City Paper is not for tourists
A week after the seventh issue of the snappy anti-culture fanzine, POPsmear (see “smear Tactics,” Artifacts, 1/26), appeared on the streets in mid-March, the N.Y.C./D.C. publication received a cease-and-desist order from Sarah Jessica Parker’s attorney. Editors James and Petey More print unlisted celebrity phone numbers in each issue, and it finally caused a ruckus. The attorney, who also represents fellow un-unlisted number sufferers Tim Robbins and Susan Sarandon, seemed threatening in his letter, but was a bit more conciliatory on the phone: “We kinda played the ‘Hey, we’re fanzine editors, don’t sue us [angle],’” James says. “He was cool with it. He just said, ‘Stop distributing it. Don’t do this to any of my clients again or I will sue you.’”
The phone numbers are garnered from ex-aides and disgruntled assistants to stars such as Martha Stewart and Kevin Costner. Parker’s attorney was surprised that he was the first to confront POPsmear, telling James, “I’ve heard rumblings about your magazine out here.”
When asked if he feels bad about invading celebrities’ privacy, James slowly repeats the question, “Do I feel bad?” He says that POPsmear is just “trying to break down barriers. There’s no barriers between me and the next guy, whether he’s been on TV or not.” Despite the threat of legal action, James is still wavering about whether the magazine will feature any more numbers. “I don’t know. I have to think about it, because I have some really good numbers for the next issue.”

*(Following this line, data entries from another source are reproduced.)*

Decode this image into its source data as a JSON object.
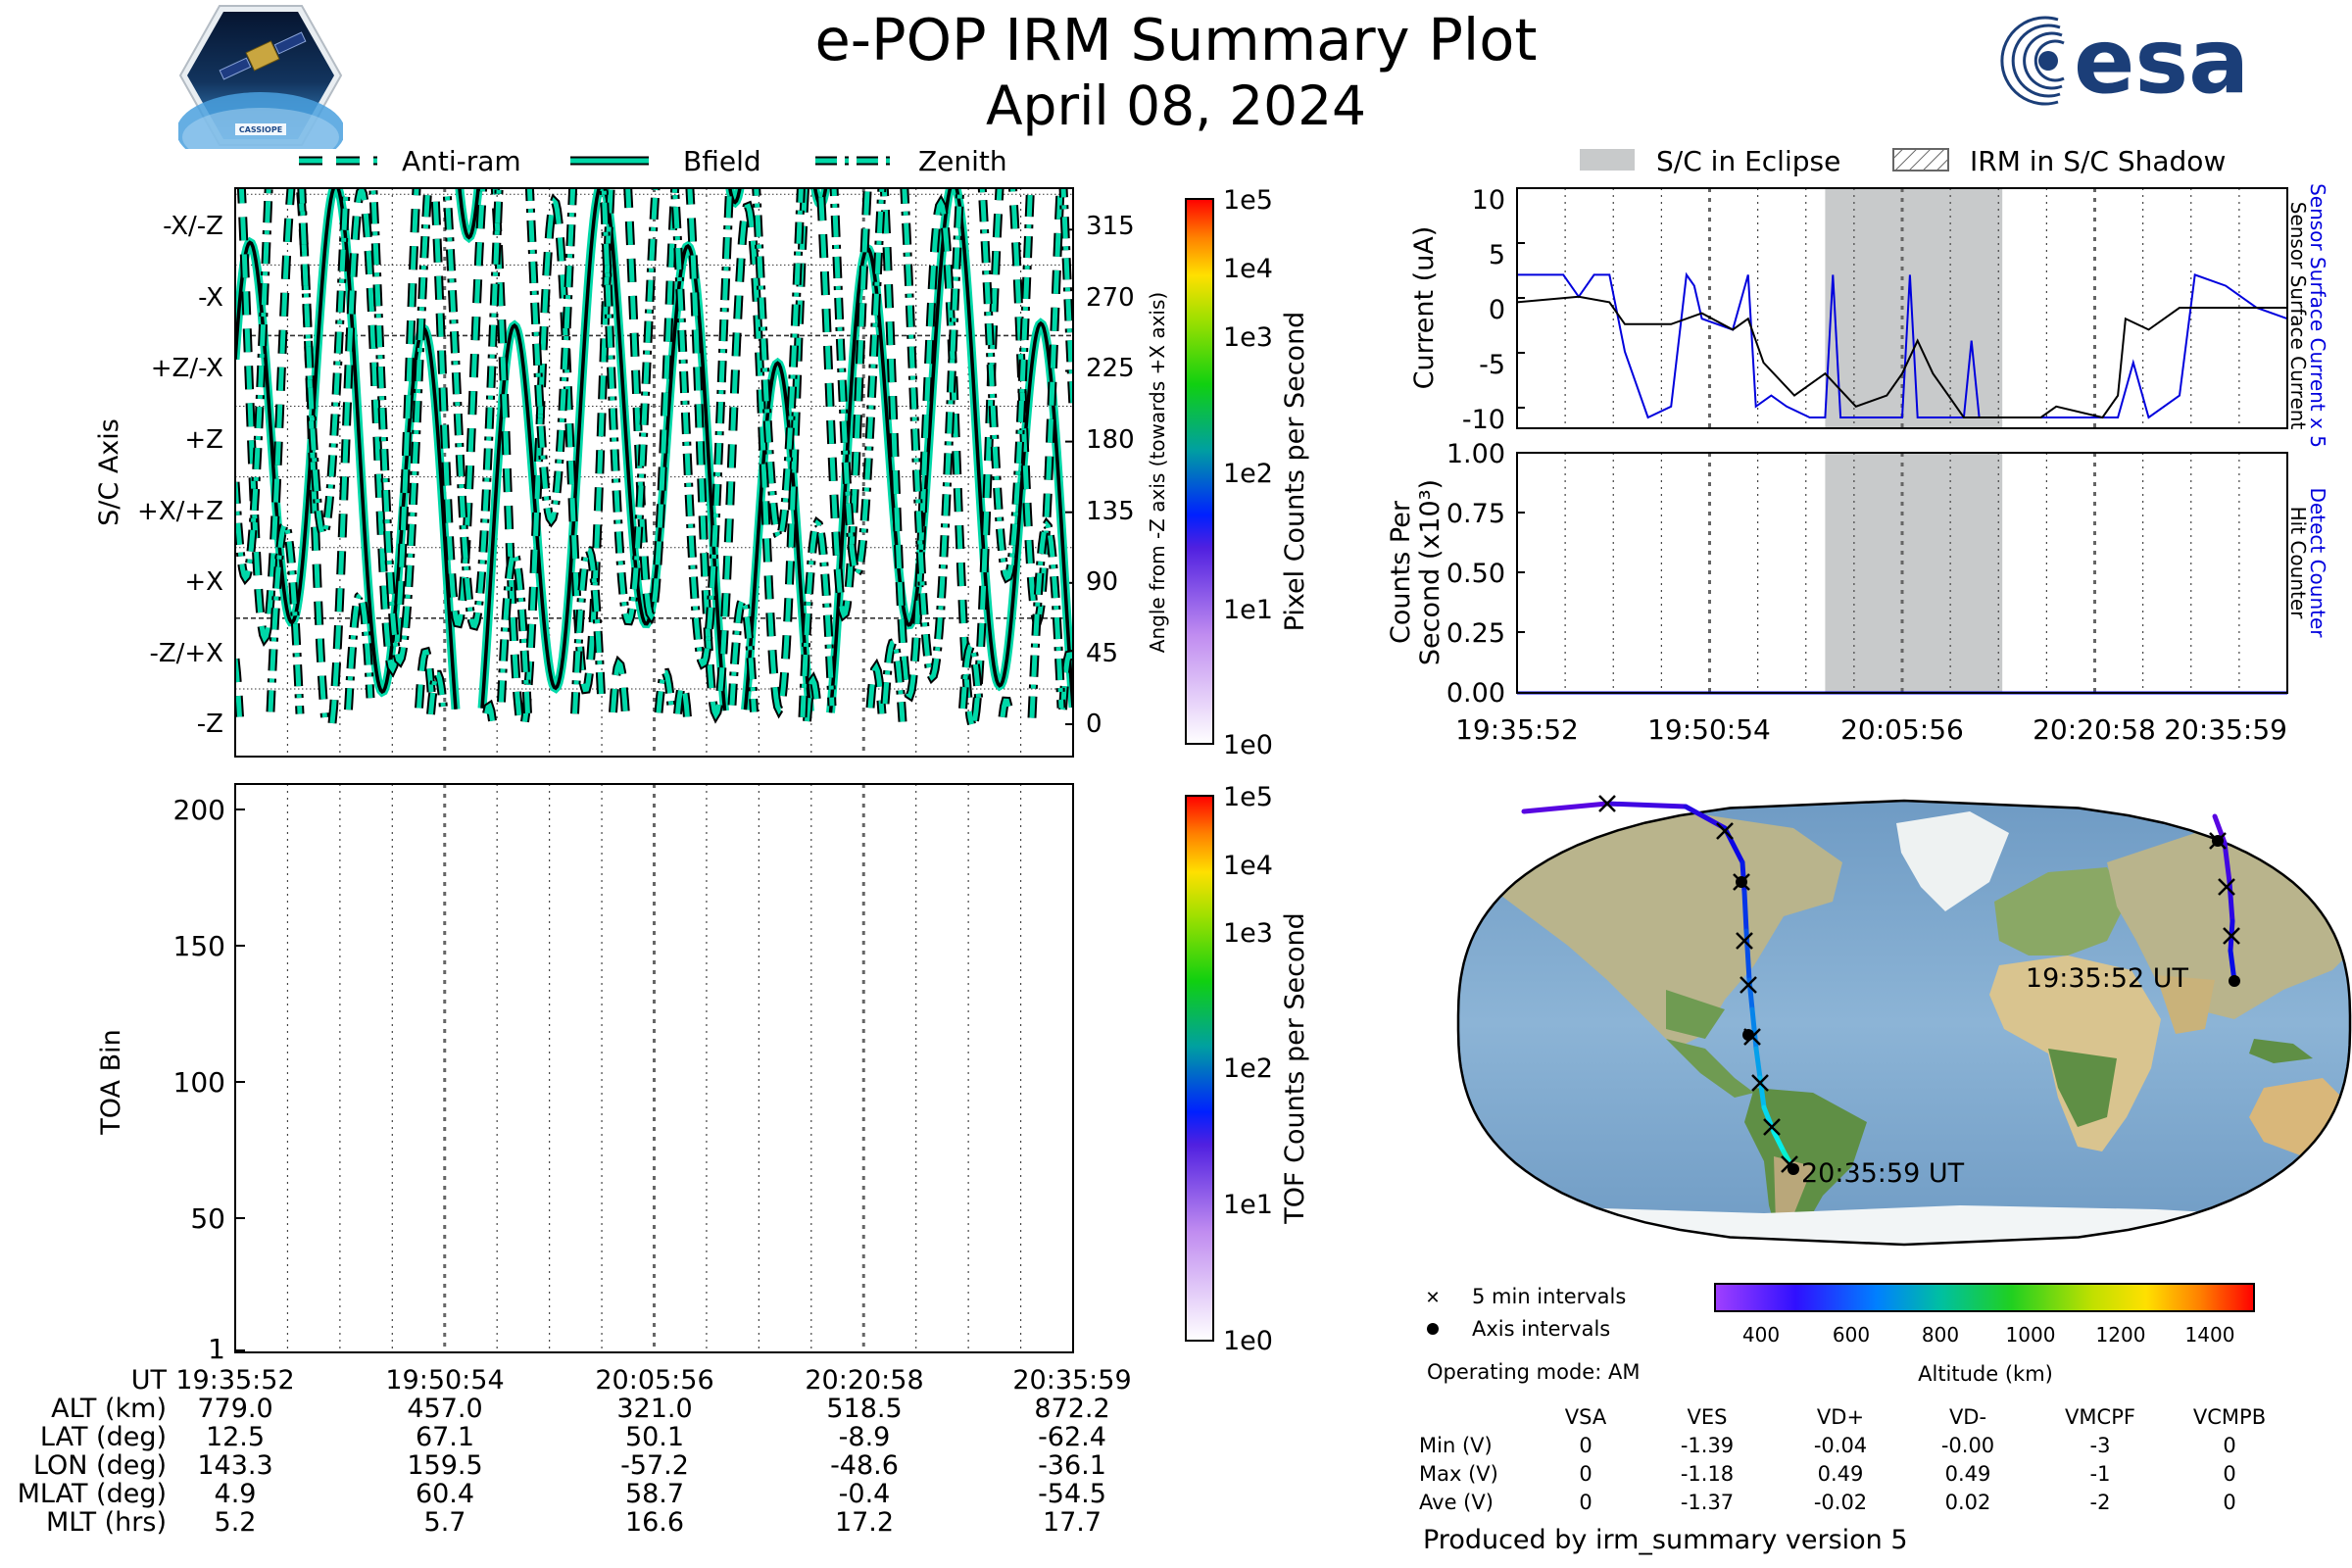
{
  "header": {
    "title": "e-POP IRM Summary Plot",
    "date": "April 08, 2024",
    "cassiope_label": "CASSIOPE",
    "esa_label": "esa"
  },
  "colors": {
    "trace": "#00d8a8",
    "blue": "#0000dd",
    "eclipse": "#c8cacb",
    "grid": "#777777"
  },
  "angle_panel": {
    "legend": [
      "Anti-ram",
      "Bfield",
      "Zenith"
    ],
    "ylabel_left": "S/C Axis",
    "ylabel_right": "Angle from -Z axis (towards +X axis)",
    "axis_labels": [
      "-Z",
      "-Z/+X",
      "+X",
      "+X/+Z",
      "+Z",
      "+Z/-X",
      "-X",
      "-X/-Z"
    ],
    "angle_ticks": [
      "0",
      "45",
      "90",
      "135",
      "180",
      "225",
      "270",
      "315"
    ],
    "colorbar_label": "Pixel Counts per Second",
    "colorbar_ticks": [
      "1e0",
      "1e1",
      "1e2",
      "1e3",
      "1e4",
      "1e5"
    ]
  },
  "toa_panel": {
    "ylabel": "TOA Bin",
    "ticks": [
      "1",
      "50",
      "100",
      "150",
      "200"
    ],
    "colorbar_label": "TOF Counts per Second",
    "colorbar_ticks": [
      "1e0",
      "1e1",
      "1e2",
      "1e3",
      "1e4",
      "1e5"
    ]
  },
  "ephemeris": {
    "row_labels": [
      "UT",
      "ALT (km)",
      "LAT (deg)",
      "LON (deg)",
      "MLAT (deg)",
      "MLT (hrs)"
    ],
    "columns": [
      [
        "19:35:52",
        "779.0",
        "12.5",
        "143.3",
        "4.9",
        "5.2"
      ],
      [
        "19:50:54",
        "457.0",
        "67.1",
        "159.5",
        "60.4",
        "5.7"
      ],
      [
        "20:05:56",
        "321.0",
        "50.1",
        "-57.2",
        "58.7",
        "16.6"
      ],
      [
        "20:20:58",
        "518.5",
        "-8.9",
        "-48.6",
        "-0.4",
        "17.2"
      ],
      [
        "20:35:59",
        "872.2",
        "-62.4",
        "-36.1",
        "-54.5",
        "17.7"
      ]
    ]
  },
  "current_panel": {
    "legend": [
      "S/C in Eclipse",
      "IRM in S/C Shadow"
    ],
    "ylabel": "Current (uA)",
    "yticks": [
      "10",
      "5",
      "0",
      "-5",
      "-10"
    ],
    "right_label_blue": "Sensor Surface Current x 5",
    "right_label_black": "Sensor Surface Current"
  },
  "counts_panel": {
    "ylabel_line1": "Counts Per",
    "ylabel_line2": "Second (x10³)",
    "yticks": [
      "1.00",
      "0.75",
      "0.50",
      "0.25",
      "0.00"
    ],
    "right_label_blue": "Detect Counter",
    "right_label_black": "Hit Counter",
    "xticks": [
      "19:35:52",
      "19:50:54",
      "20:05:56",
      "20:20:58",
      "20:35:59"
    ]
  },
  "map": {
    "start_label": "19:35:52 UT",
    "end_label": "20:35:59 UT",
    "legend_5min": "5 min intervals",
    "legend_axis": "Axis intervals",
    "colorbar_label": "Altitude (km)",
    "colorbar_ticks": [
      "400",
      "600",
      "800",
      "1000",
      "1200",
      "1400"
    ]
  },
  "voltages": {
    "operating_mode": "Operating mode: AM",
    "headers": [
      "VSA",
      "VES",
      "VD+",
      "VD-",
      "VMCPF",
      "VCMPB"
    ],
    "rows": [
      {
        "label": "Min (V)",
        "values": [
          "0",
          "-1.39",
          "-0.04",
          "-0.00",
          "-3",
          "0"
        ]
      },
      {
        "label": "Max (V)",
        "values": [
          "0",
          "-1.18",
          "0.49",
          "0.49",
          "-1",
          "0"
        ]
      },
      {
        "label": "Ave (V)",
        "values": [
          "0",
          "-1.37",
          "-0.02",
          "0.02",
          "-2",
          "0"
        ]
      }
    ]
  },
  "footer": "Produced by irm_summary version 5",
  "chart_data": [
    {
      "type": "line",
      "title": "e-POP IRM Summary Plot",
      "xlabel": "",
      "ylabel": "S/C Axis",
      "x": [
        "19:35:52",
        "19:50:54",
        "20:05:56",
        "20:20:58",
        "20:35:59"
      ],
      "ylim": [
        -15,
        345
      ],
      "series": [
        {
          "name": "Anti-ram"
        },
        {
          "name": "Bfield"
        },
        {
          "name": "Zenith"
        }
      ]
    },
    {
      "type": "heatmap",
      "ylabel": "TOA Bin",
      "ylim": [
        1,
        210
      ],
      "values": []
    },
    {
      "type": "line",
      "ylabel": "Current (uA)",
      "ylim": [
        -11,
        11
      ],
      "series": [
        {
          "name": "Sensor Surface Current x 5"
        },
        {
          "name": "Sensor Surface Current"
        }
      ],
      "eclipse_range": [
        "20:01:50",
        "20:15:40"
      ]
    },
    {
      "type": "line",
      "ylabel": "Counts Per Second (x10³)",
      "ylim": [
        0,
        1
      ],
      "series": [
        {
          "name": "Detect Counter",
          "values": [
            0,
            0,
            0,
            0,
            0
          ]
        },
        {
          "name": "Hit Counter",
          "values": [
            0,
            0,
            0,
            0,
            0
          ]
        }
      ]
    },
    {
      "type": "scatter",
      "xlabel": "Altitude (km)",
      "points": [
        {
          "ut": "19:35:52",
          "lat": 12.5,
          "lon": 143.3,
          "alt": 779.0
        },
        {
          "ut": "19:50:54",
          "lat": 67.1,
          "lon": 159.5,
          "alt": 457.0
        },
        {
          "ut": "20:05:56",
          "lat": 50.1,
          "lon": -57.2,
          "alt": 321.0
        },
        {
          "ut": "20:20:58",
          "lat": -8.9,
          "lon": -48.6,
          "alt": 518.5
        },
        {
          "ut": "20:35:59",
          "lat": -62.4,
          "lon": -36.1,
          "alt": 872.2
        }
      ]
    }
  ]
}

The publication, which is free in New York, had already been distributed before the cease-and-desist order was delivered, but additional copies—with the phone numbers inked out (as brother Petey, who is also a City Paper production artist, says, “It only takes one celebrity to ruin it for everyone.”)—are available for $3 from 648 Broadway #909, New York, NY 10012.